The utility a worker of a certain ability can get at another firm that does not necessarily pay workers of all types the same amount is given refers to the wage and effort levels on the best alternative job for a certain worker. Higher-ability workers are likely to find that the hourly job is not as attractive as an alternative that demands more, but pays more, even if the less able workers would find such a job onerous. Thus, there may exist an upper cutoff.

At Safelite, the piece-rate plan paid W (a guarantee coupled with the minimum standard ) to anyone who would have earned less than W under the piece rate, but paid the piece rate to all of those whose compensation by the piece-rate formula would have exceeded W.

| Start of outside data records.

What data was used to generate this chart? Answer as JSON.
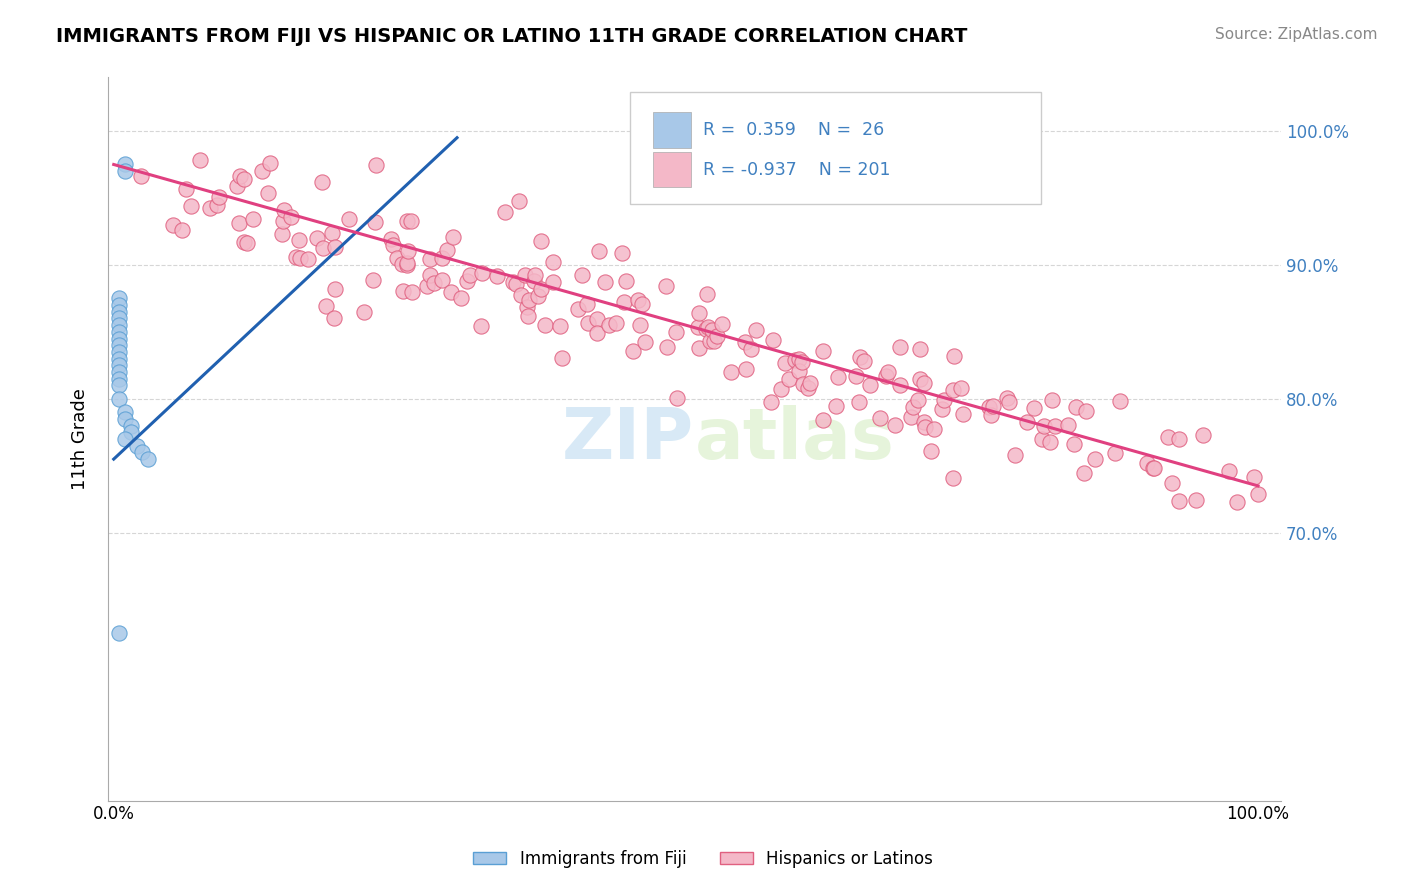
{
  "title": "IMMIGRANTS FROM FIJI VS HISPANIC OR LATINO 11TH GRADE CORRELATION CHART",
  "source_text": "Source: ZipAtlas.com",
  "ylabel": "11th Grade",
  "blue_color": "#a8c8e8",
  "blue_edge_color": "#5a9fd4",
  "pink_color": "#f4b8c8",
  "pink_edge_color": "#e06080",
  "blue_line_color": "#2060b0",
  "pink_line_color": "#e04080",
  "watermark_color": "#b8d8f0",
  "background_color": "#ffffff",
  "grid_color": "#cccccc",
  "right_tick_color": "#4080c0",
  "legend_text_color": "#4080c0",
  "right_yticks": [
    0.7,
    0.8,
    0.9,
    1.0
  ],
  "right_yticklabels": [
    "70.0%",
    "80.0%",
    "90.0%",
    "100.0%"
  ],
  "ylim": [
    0.5,
    1.04
  ],
  "xlim": [
    -0.005,
    1.02
  ],
  "blue_trend_x": [
    0.0,
    0.3
  ],
  "blue_trend_y": [
    0.755,
    0.995
  ],
  "pink_trend_x": [
    0.0,
    1.0
  ],
  "pink_trend_y": [
    0.975,
    0.735
  ],
  "blue_scatter_x": [
    0.01,
    0.01,
    0.005,
    0.005,
    0.005,
    0.005,
    0.005,
    0.005,
    0.005,
    0.005,
    0.005,
    0.005,
    0.005,
    0.005,
    0.005,
    0.005,
    0.005,
    0.01,
    0.01,
    0.015,
    0.015,
    0.01,
    0.02,
    0.025,
    0.03,
    0.005
  ],
  "blue_scatter_y": [
    0.975,
    0.97,
    0.875,
    0.87,
    0.865,
    0.86,
    0.855,
    0.85,
    0.845,
    0.84,
    0.835,
    0.83,
    0.825,
    0.82,
    0.815,
    0.81,
    0.8,
    0.79,
    0.785,
    0.78,
    0.775,
    0.77,
    0.765,
    0.76,
    0.755,
    0.625
  ],
  "pink_scatter_seed": 123,
  "pink_n": 201,
  "pink_slope": -0.245,
  "pink_intercept": 0.974,
  "pink_noise": 0.022
}
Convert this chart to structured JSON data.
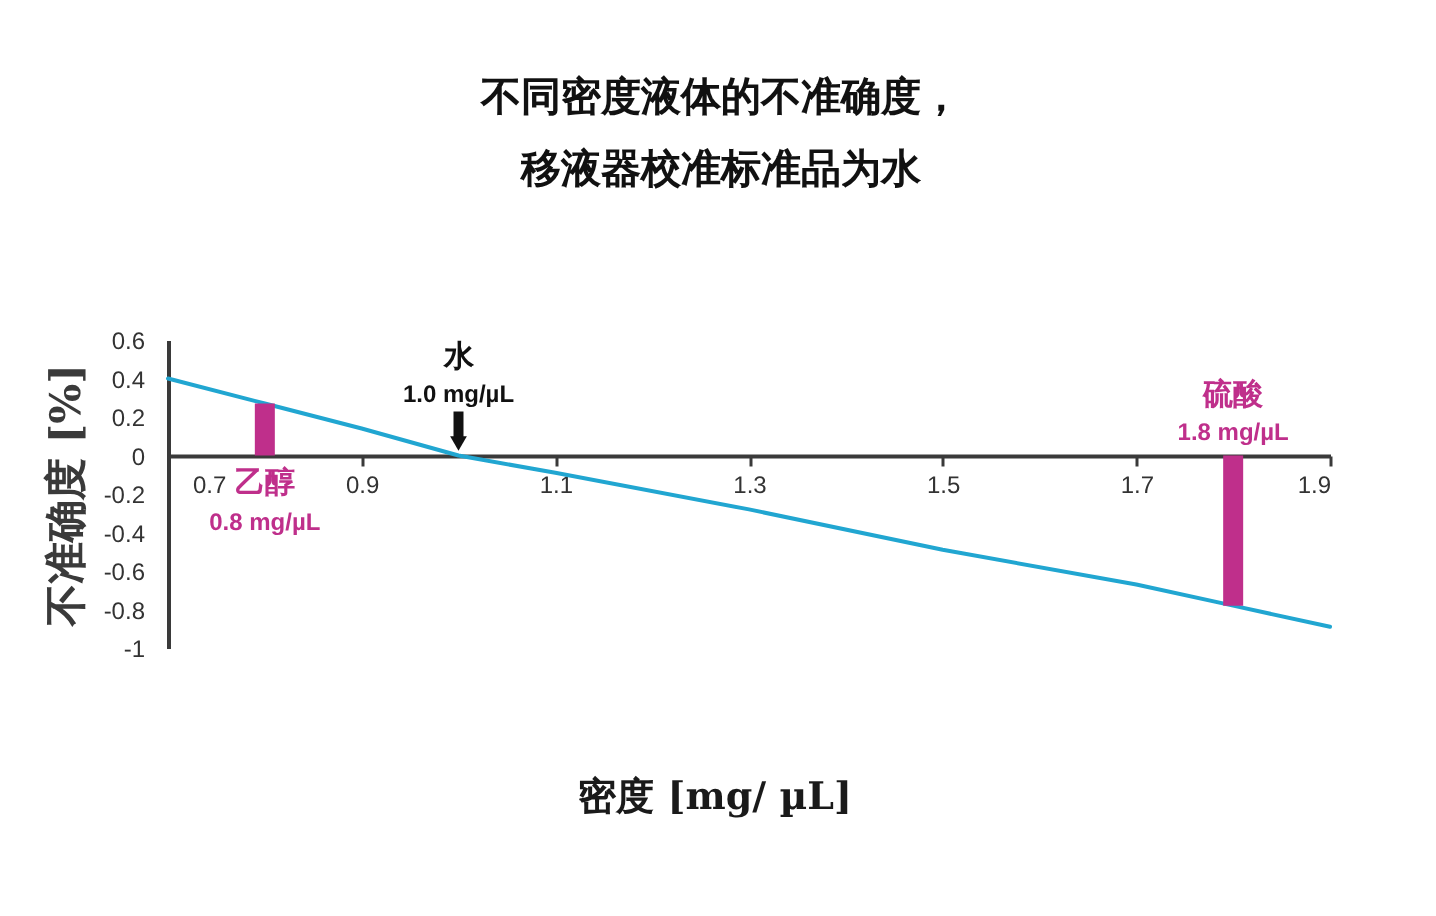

Propositions on which this is based:

(1)  Effort does not decrease as a result of a switch from hourly to piece-rates, as long as there is some ability type for which output rises, average effort increases

a.  Condition 1: if a worker with ability A chooses to work at an effort level in the piece-rate range, then any other worker with ability greater than A also chooses to work at an effort level in the piece-rate range

b.  Condition 2: if a worker with ability A chooses to work at an effort level in the wage-guarantee range, then any worker with ability less than A also chooses to work at an effort level in the wage-guarantee range

(2)  A sufficient condition for the average ability of the workforce to be non-decreasing, and more generally, to rise after the switch is that some workers choose to work enough to be in the piece-rate range

a.  Average ability rises because the ability of the lowest-quality worker does not change as a result of the switch, but the ability of the highest-ability worker rises

(3)  A sufficient condition for the range of worker ability and output to rise after the switch is that some workers choose to work enough to be in the piece-rate range

Data

-  hourly wage until 01/1994

-  under the new scheme

o  $20/unit installed with a guarantee of $11/hour

-  Units-per-worker-per-day is the average number of units per eight-hour period installed by the given worker during the given month

Propositions 1, 2, and 3 which state that both mean and variance in output rise when switching from hourly wages to piece rates, are borne out by the simple statistics. Moreover, there is a good indication that profitability went up significantly with the switch. The per-unit cost is considerably lower under the piece-rate scheme than it used to be with hourly wages.

Other Effects

-  Sorting

o  It would not be surprising to see a worker increase productivity dramatically during the first few months on a job;

o  Those who are no making it get fired or quit early (separation)

-  Fixed Effects

o  Person-specific effects play an important role in the interpretation of results

-  Pay and Profitability

o  The firm often passes along some of the benefits of the gain in productivity to its existing workforce

-  Quality

o  One defect of paying piece-rates is that quality may suffer

o  One possible solution: have the worker who slogged repair the damage at his own expense. Because re-dos are costly to the worker, he will try to get it right the first time around

NOTE: Piecework is not always profitable: Managerial and professional jobs may not be suitable for piecework schemes!

Conclusion

Productivity effects associated with the switch from hourly wages to piece rate are quite large. Theory implies that a switch should bring about an increase in average levels of output and its variance. However, the author shows that these predictions are borne out; the theory does not imply that profits must rise. Market equilibrium is characterized by firms that choose a variety of compensation methods. Firms choose the compensation scheme by comparing the costs and benefits of each scheme. The benefit is a productivity gain. Costs may be associated with measurement difficulties, undesirable risk transfers, or quality declines.

The minimum level of ability does not change, but more able workers, who shunned the firm under hourly wages, are attracted by piece-rates. As a result of incentive effects, average output per worker rises.